Now if we can get the manpower organized to put X-windows V11 on top of 
Minix we will have a multi process, Unix compatible, windowing O.S. the
source of which is fully available ! Proposal to that effect follows.

That situation is definitely preferable over GEM, the source of which
seems to be unavailable even to Atari itself ! (I have no other explana-
tion for Atari not coming out with an improved GEM).

  Gert Slavenburg

davidh@ucbcad.berkeley.edu (David S. Harrison) (09/09/87)

In article <6080@prls.UUCP> gert@prls.UUCP (Gert Slavenburg) writes:
>Now if we can get the manpower organized to put X-windows V11 on top of 
>Minix we will have a multi process, Unix compatible, windowing O.S. the
>source of which is fully available ! Proposal to that effect follows.

I am afraid such a proposal is not practical.  The size of the executable
server for X version 10 (on a VAX) is 110k and normally consumes about
2MB of virtual space when running.  A version 11 server is bound to be 
larger.  Unless you are proposing a small subset,  I am not sure
we will ever see X on a machine with 64k processes (or 128k split I&D).

					David Harrison
					(davidh@ic.Berkeley.EDU)
					(...!ucbvax!ucbcad!davidh)

jum@focus.UUCP (Jens Uwe Mager) (09/12/87)

I have seen the fork code in minix for intel processors, so I am wondering
how can fork work on a linear addressed processor without a memory managing
unit? Can anyone enlighten me on this theme?
-- 
Jens-Uwe Mager
jum@focus.UUCP

apratt@atari.UUCP (09/17/87)

I know how the fork code for the ST's 68000 works in principle, but
the guys who are doing the port seem reluctant to enlighten anybody,
so here goes:

When you fork(), a copy of your data space is stored away in RAM.  The
parent continues executing, in the hopes that it will do a wait() right
away.  The child at this point is "ready but swapped out." When the time
comes to run the child, it gets swapped in -- the data space of the
parent and child are swapped.  This goes on until the parent wait()s for
the child, in which case the parent stays swapped out until the child
terminates, or until the child does an exec(), in which case it stops
using the same address space as the parent.  Remember that the
"swapping" going on is in RAM, not to disk or anything.
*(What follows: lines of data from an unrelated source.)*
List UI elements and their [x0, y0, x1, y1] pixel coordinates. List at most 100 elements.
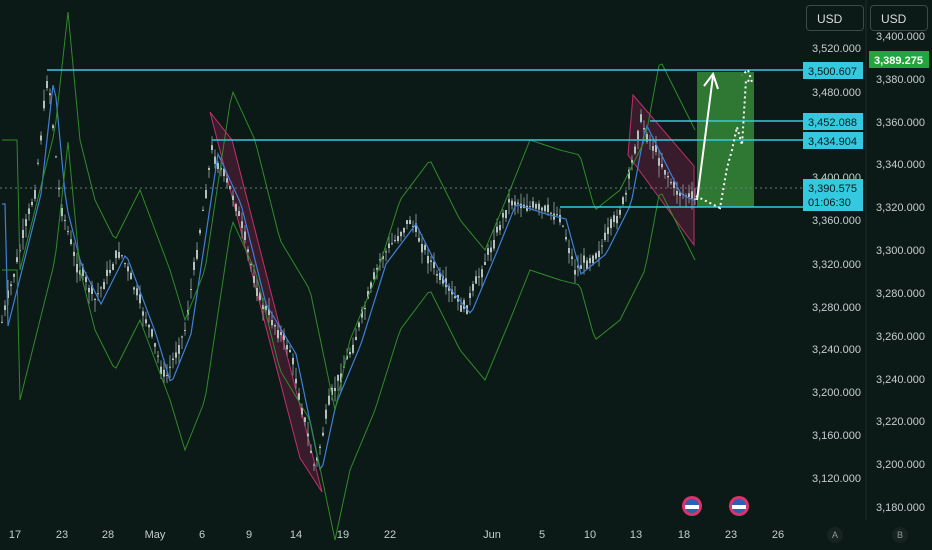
candle-body-63: [190, 288, 192, 290]
candle-body-192: [577, 265, 579, 268]
candle-body-72: [217, 163, 219, 169]
candle-body-230: [691, 191, 693, 199]
candle-body-98: [295, 378, 297, 384]
candle-body-138: [415, 223, 417, 232]
candle-body-199: [598, 250, 600, 258]
candle-body-35: [106, 269, 108, 276]
candle-body-133: [400, 232, 402, 237]
candle-body-94: [283, 333, 285, 340]
candle-body-145: [436, 274, 438, 276]
candle-body-27: [82, 267, 84, 276]
right-tick-1: 3,380.000: [876, 74, 925, 86]
candle-body-44: [133, 287, 135, 290]
candle-body-25: [76, 264, 78, 273]
candle-body-93: [280, 332, 282, 335]
right-tick-7: 3,260.000: [876, 331, 925, 343]
candle-body-84: [253, 276, 255, 283]
candle-body-165: [496, 226, 498, 233]
candle-body-207: [622, 197, 624, 204]
last-price-tag: 3,389.275: [874, 55, 923, 67]
candle-body-3: [10, 284, 12, 286]
candle-body-197: [592, 255, 594, 264]
candle-body-32: [97, 293, 99, 295]
right-tick-10: 3,200.000: [876, 459, 925, 471]
candle-body-31: [94, 298, 96, 300]
candle-body-201: [604, 232, 606, 240]
left-tick-11: 3,120.000: [812, 473, 861, 485]
candle-body-220: [661, 164, 663, 168]
left-tick-6: 3,320.000: [812, 259, 861, 271]
candle-body-85: [256, 288, 258, 297]
candle-body-136: [409, 220, 411, 225]
candle-body-19: [58, 187, 60, 190]
x-tick-5: 9: [246, 529, 252, 541]
right-price-axis[interactable]: 3,400.000 3,380.000 3,360.000 3,340.000 …: [876, 31, 925, 514]
candle-body-172: [517, 202, 519, 204]
x-tick-11: 10: [584, 529, 596, 541]
candle-body-202: [607, 227, 609, 234]
candle-body-137: [412, 225, 414, 227]
candle-body-190: [571, 256, 573, 259]
candle-body-36: [109, 270, 111, 273]
candle-body-65: [196, 250, 198, 259]
candle-body-162: [487, 248, 489, 255]
candle-body-23: [70, 239, 72, 244]
candle-body-104: [313, 464, 315, 466]
candle-body-208: [625, 192, 627, 195]
candle-body-103: [310, 450, 312, 453]
us-event-flag-2[interactable]: [729, 496, 749, 516]
candle-body-7: [22, 229, 24, 238]
scale-button-b-bg[interactable]: [892, 527, 908, 543]
candle-body-122: [367, 291, 369, 299]
candle-body-156: [469, 293, 471, 298]
candle-body-49: [148, 324, 150, 328]
countdown-tag: 01:06:30: [808, 197, 851, 209]
left-tick-0: 3,520.000: [812, 43, 861, 55]
candle-body-54: [163, 369, 165, 377]
left-tick-5: 3,360.000: [812, 215, 861, 227]
candle-body-177: [532, 201, 534, 208]
x-tick-4: 6: [199, 529, 205, 541]
candle-body-129: [388, 243, 390, 248]
us-event-flag-1[interactable]: [682, 496, 702, 516]
scale-button-b[interactable]: B: [897, 530, 903, 540]
x-tick-15: 26: [772, 529, 784, 541]
right-tick-11: 3,180.000: [876, 502, 925, 514]
candle-body-214: [643, 128, 645, 130]
candle-body-100: [301, 407, 303, 415]
current-price-tag-bg: [803, 179, 863, 211]
candle-body-99: [298, 393, 300, 400]
candle-body-38: [115, 250, 117, 258]
candle-body-113: [340, 373, 342, 383]
scale-button-a[interactable]: A: [832, 530, 838, 540]
x-tick-6: 14: [290, 529, 302, 541]
candle-body-55: [166, 374, 168, 376]
candle-body-183: [550, 212, 552, 214]
currency-selector-left[interactable]: USD: [806, 5, 864, 31]
candle-body-204: [613, 215, 615, 222]
candle-body-30: [91, 285, 93, 294]
candle-body-59: [178, 345, 180, 354]
candle-body-218: [655, 144, 657, 152]
candle-body-169: [508, 199, 510, 203]
candle-body-221: [664, 170, 666, 175]
candle-body-74: [223, 168, 225, 177]
candle-body-20: [61, 208, 63, 217]
candle-body-71: [214, 156, 216, 164]
right-tick-6: 3,280.000: [876, 288, 925, 300]
candle-body-217: [652, 146, 654, 151]
currency-selector-right[interactable]: USD: [870, 5, 928, 31]
left-tick-10: 3,160.000: [812, 430, 861, 442]
time-axis[interactable]: 17 23 28 May 6 9 14 19 22 Jun 5 10 13 18 23 26: [9, 529, 784, 541]
scale-button-a-bg[interactable]: [827, 527, 843, 543]
candle-body-180: [541, 207, 543, 211]
level-tag-3434: 3,434.904: [808, 136, 857, 148]
candle-body-26: [79, 270, 81, 275]
candle-body-132: [397, 236, 399, 242]
candle-body-194: [583, 255, 585, 263]
level-tag-3500-bg: [803, 62, 863, 79]
envelope-lower-line: [2, 141, 696, 541]
right-tick-4: 3,320.000: [876, 202, 925, 214]
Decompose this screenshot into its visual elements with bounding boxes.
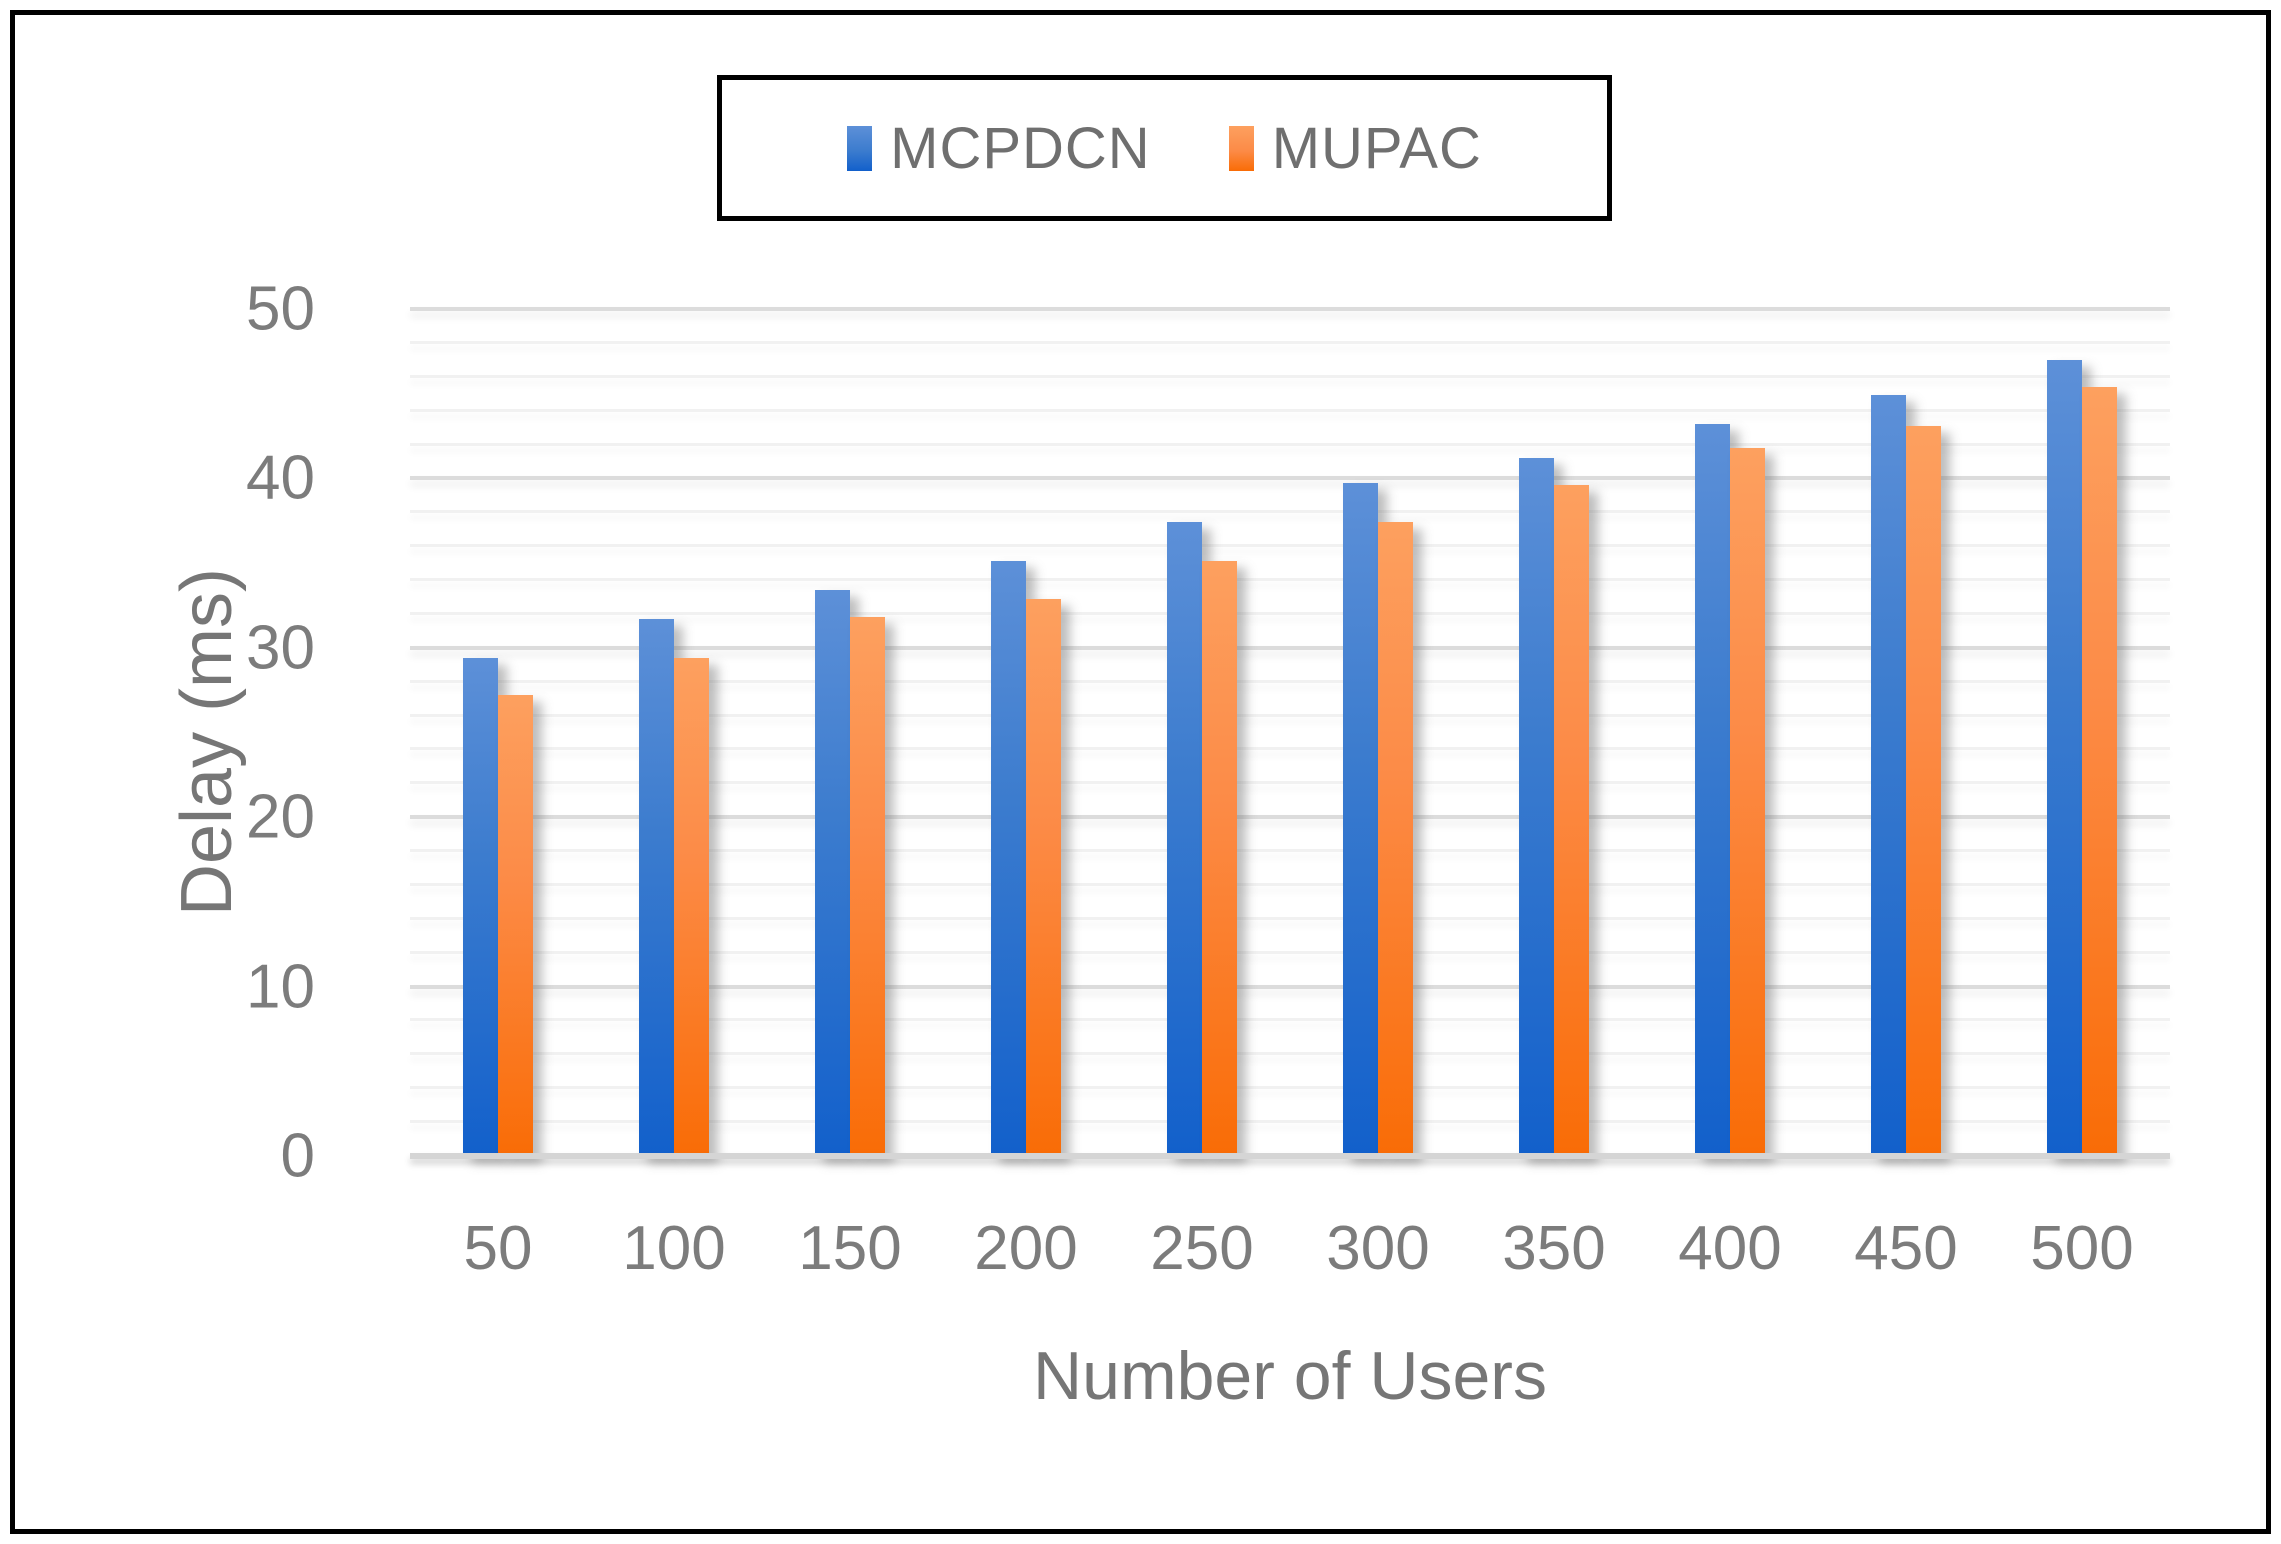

This is pretty rough -- I haven't looked at the details.  The basic
idea of shadowing two processes which run at the same address is right,
though.  Of course, if neither process does a wait or exec, as is
the case with tip(1), you end up doing a lot of swapping.  I don't
know what the performance ramifications are.

At least they share text (I think).

/----------------------------------------------\
| Opinions expressed above do not necessarily  |  -- Allan Pratt, Atari Corp.